The star also hit out at the way bisexuals are treated from both outside and within the LGBTQ community.
Former Pretty Little Liars star Tyler Blackburn has come out as bisexual in an interview with the Advocate, as he spoke about playing a gay character in Roswell, New Mexico.
Talking about growing up, he said: “I got bullied a lot by other boys, and I just felt like my soul was slowly being taken from me.” The bullying got so bad, that Tyler isolated himself and confessed that “self-hatred and shame” overpowered him on numerous occasions.
But proudly speaking about his sexual identity, he said: “I’m queer. I’ve identified as bisexual since a teenager. I just want to feel powerful in my own skin, and my own mind, and in my own heart.”
Tyler went on to speak about how he’d had relationships with women when he was in his 20s, but there had always been an “underlying curiosity” when it came to men.
Speaking about the bi-erasure that happens from both outside and within the LGBTQ community, Tyler said: “I heard so many things from within the queer community about bisexuality being a cop-out or bullshit or the easy way out or something, and that always stuck with me because I felt the pressure from all sides to have [my sexuality] figured out.

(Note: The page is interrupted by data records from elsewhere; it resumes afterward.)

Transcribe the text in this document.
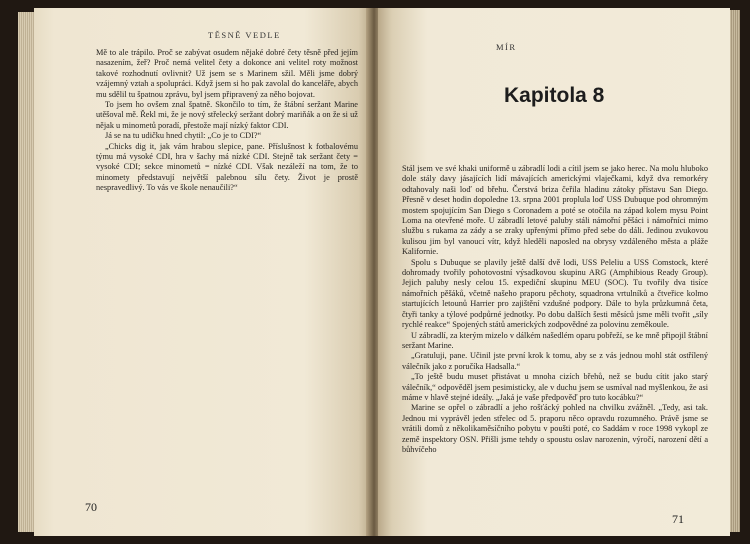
TĚSNĚ VEDLE

Mě to ale trápilo. Proč se zabývat osudem nějaké dobré čety těsně před jejím nasazením, žeř? Proč nemá velitel čety a dokonce ani velitel roty možnost takové rozhodnutí ovlivnit? Už jsem se s Marinem sžil. Měli jsme dobrý vzájemný vztah a spolupráci. Když jsem si ho pak zavolal do kanceláře, abych mu sdělil tu špatnou zprávu, byl jsem připravený za něho bojovat.

To jsem ho ovšem znal špatně. Skončilo to tím, že štábní seržant Marine utěšoval mě. Řekl mi, že je nový střelecký seržant dobrý mariňák a on že si už nějak u minometů poradí, přestože mají nízký faktor CDI.

Já se na tu udičku hned chytil: „Co je to CDI?“

„Chicks dig it, jak vám hrabou slepice, pane. Příslušnost k fotbalovému týmu má vysoké CDI, hra v šachy má nízké CDI. Stejně tak seržant čety = vysoké CDI; sekce minometů = nízké CDI. Však nezáleží na tom, že to minomety představují největší palebnou sílu čety. Život je prostě nespravedlivý. To vás ve škole nenaučili?“

70
MÍR
Kapitola 8

Stál jsem ve své khaki uniformě u zábradlí lodi a cítil jsem se jako herec. Na molu hluboko dole stály davy jásajících lidí mávajících americkými vlaječkami, když dva remorkéry odtahovaly naši loď od břehu. Čerstvá briza čeřila hladinu zátoky přístavu San Diego. Přesně v deset hodin dopoledne 13. srpna 2001 proplula loď USS Dubuque pod ohromným mostem spojujícím San Diego s Coronadem a poté se otočila na západ kolem mysu Point Loma na otevřené moře. U zábradlí letové paluby stáli námořní pěšáci i námořníci mimo službu s rukama za zády a se zraky upřenými přímo před sebe do dáli. Jedinou zvukovou kulisou jim byl vanoucí vítr, když hleděli naposled na obrysy vzdáleného města a pláže Kalifornie.

Spolu s Dubuque se plavily ještě další dvě lodi, USS Peleliu a USS Comstock, které dohromady tvořily pohotovostní výsadkovou skupinu ARG (Amphibious Ready Group). Jejich paluby nesly celou 15. expediční skupinu MEU (SOC). Tu tvořily dva tisíce námořních pěšáků, včetně našeho praporu pěchoty, squadrona vrtulníků a čtveřice kolmo startujících letounů Harrier pro zajištění vzdušné podpory. Dále to byla průzkumná četa, čtyři tanky a týlové podpůrné jednotky. Po dobu dalších šesti měsíců jsme měli tvořit „síly rychlé reakce“ Spojených států amerických zodpovědné za polovinu zeměkoule.

U zábradlí, za kterým mizelo v dálkém našedlém oparu pobřeží, se ke mně připojil štábní seržant Marine.

„Gratuluji, pane. Učinil jste první krok k tomu, aby se z vás jednou mohl stát ostřílený válečník jako z poručíka Hadsalla.“

„To ještě budu muset přistávat u mnoha cizích břehů, než se budu cítit jako starý válečník,“ odpověděl jsem pesimisticky, ale v duchu jsem se usmíval nad myšlenkou, že asi máme v hlavě stejné ideály. „Jaká je vaše předpověď pro tuto kocábku?“

Marine se opřel o zábradlí a jeho rošťácký pohled na chvilku zvážněl. „Tedy, asi tak. Jednou mi vyprávěl jeden střelec od 5. praporu něco opravdu rozumného. Právě jsme se vrátili domů z několikaměsíčního pobytu v poušti poté, co Saddám v roce 1998 vykopl ze země inspektory OSN. Přišli jsme tehdy o spoustu oslav narozenin, výročí, narození dětí a bůhvíčeho

71
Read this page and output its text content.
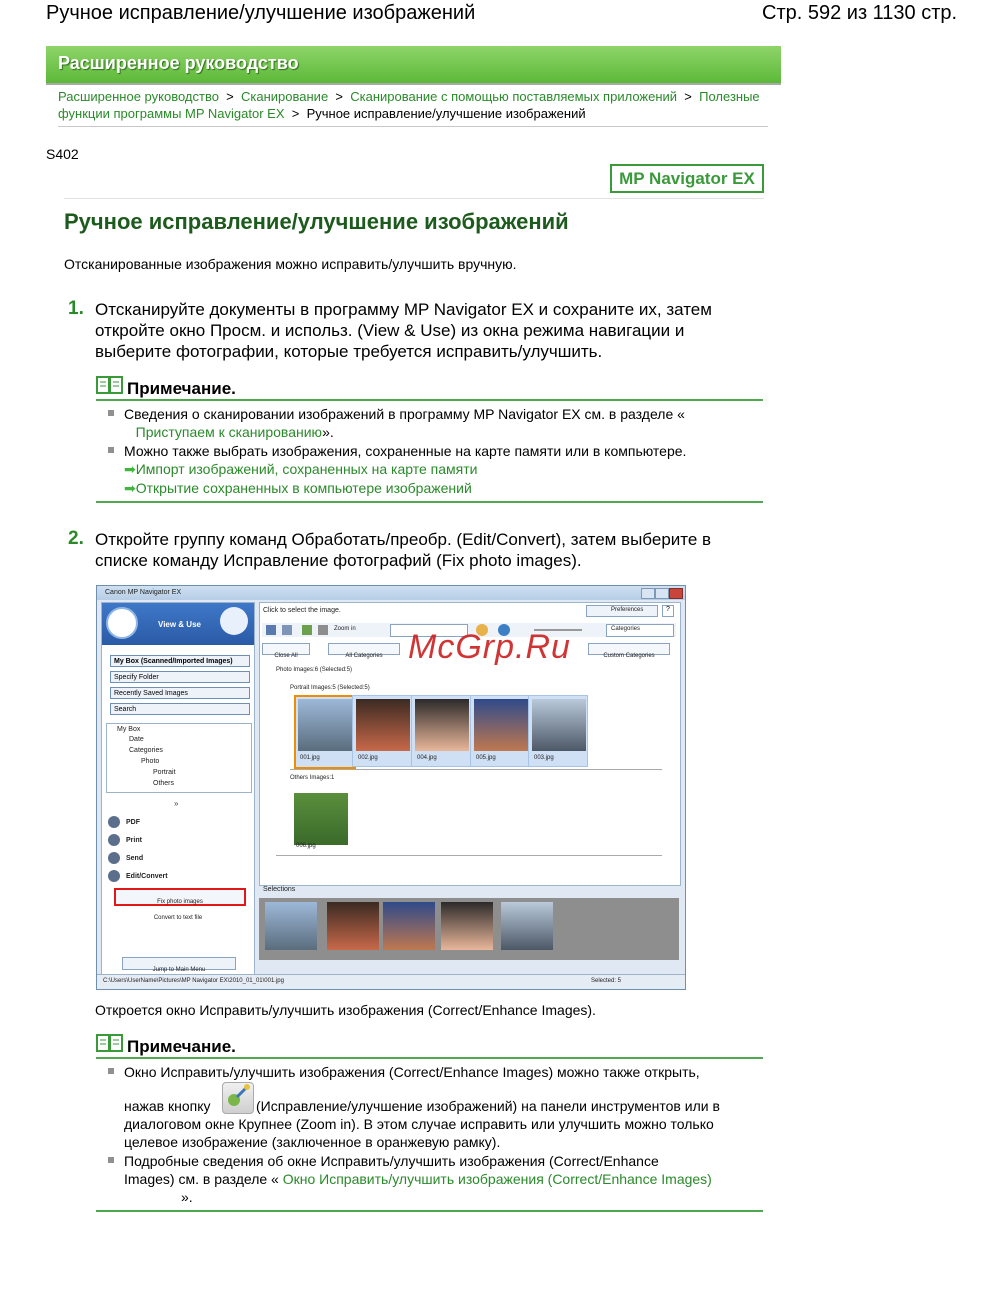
Ручное исправление/улучшение изображений	Стр. 592 из 1130 стр.
Расширенное руководство
Расширенное руководство  >  Сканирование  >  Сканирование с помощью поставляемых приложений  >  Полезные
функции программы MP Navigator EX  >  Ручное исправление/улучшение изображений
S402
MP Navigator EX
Ручное исправление/улучшение изображений
Отсканированные изображения можно исправить/улучшить вручную.
1. Отсканируйте документы в программу MP Navigator EX и сохраните их, затем
откройте окно Просм. и использ. (View & Use) из окна режима навигации и
выберите фотографии, которые требуется исправить/улучшить.
Примечание.
Сведения о сканировании изображений в программу MP Navigator EX см. в разделе «
Приступаем к сканированию».
Можно также выбрать изображения, сохраненные на карте памяти или в компьютере.
➡Импорт изображений, сохраненных на карте памяти
➡Открытие сохраненных в компьютере изображений
2. Откройте группу команд Обработать/преобр. (Edit/Convert), затем выберите в
списке команду Исправление фотографий (Fix photo images).
Canon MP Navigator EX
View & Use
My Box (Scanned/Imported Images)
Specify Folder
Recently Saved Images
Search
My Box
Date
Categories
Photo
Portrait
Others
»
PDF
Print
Send
Edit/Convert
Fix photo images
Convert to text file
Jump to Main Menu
Click to select the image.	Preferences	?
Zoom in	Categories
Close All	All Categories	Custom Categories
Photo Images:6 (Selected:5)
Portrait Images:5 (Selected:5)
001.jpg	002.jpg	004.jpg	005.jpg	003.jpg
Others Images:1
006.jpg
Selections
C:\Users\UserName\Pictures\MP Navigator EX\2010_01_01\001.jpg	Selected: 5
McGrp.Ru
Откроется окно Исправить/улучшить изображения (Correct/Enhance Images).
Примечание.
Окно Исправить/улучшить изображения (Correct/Enhance Images) можно также открыть,
нажав кнопку	(Исправление/улучшение изображений) на панели инструментов или в
диалоговом окне Крупнее (Zoom in). В этом случае исправить или улучшить можно только
целевое изображение (заключенное в оранжевую рамку).
Подробные сведения об окне Исправить/улучшить изображения (Correct/Enhance
Images) см. в разделе « Окно Исправить/улучшить изображения (Correct/Enhance Images)
».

“And I think for the longest time, I suppressed more of my attraction to men.
“It wasn’t until my late 20s, towards the end of Pretty Little Liars, that I really allowed myself to go there and not just wonder about it or lust over it, but experience that vulnerability and experience the emotional aspect of what it is to be bisexual.”
And in an empowering message about how he wants to live his life, he said: “I’m so tired of caring so much. I just want to live my truth and feel OK with experiencing love and experiencing self-love.
“Yes, there is an element of, I want to feel like it’s OK to hold my boyfriend’s hand as I’m walking down the street, and not worry. Is someone going to look and be like, ‘Whoa, is that guy from that show? I didn’t know that [he was queer.]’ I want to own my space now.”
He added: “Now we’re at a place where fluidity is spoken about in such a beautiful way that it doesn’t make me feel as pressured to have it figured out.
“My goal above everything is to feel as happy as possible. As free as possible. I don’t just mean happy, like, ‘I’m laughing all day, every day.’ That’s actually insane. That’s impossible. What I mean is, I want to feel free.”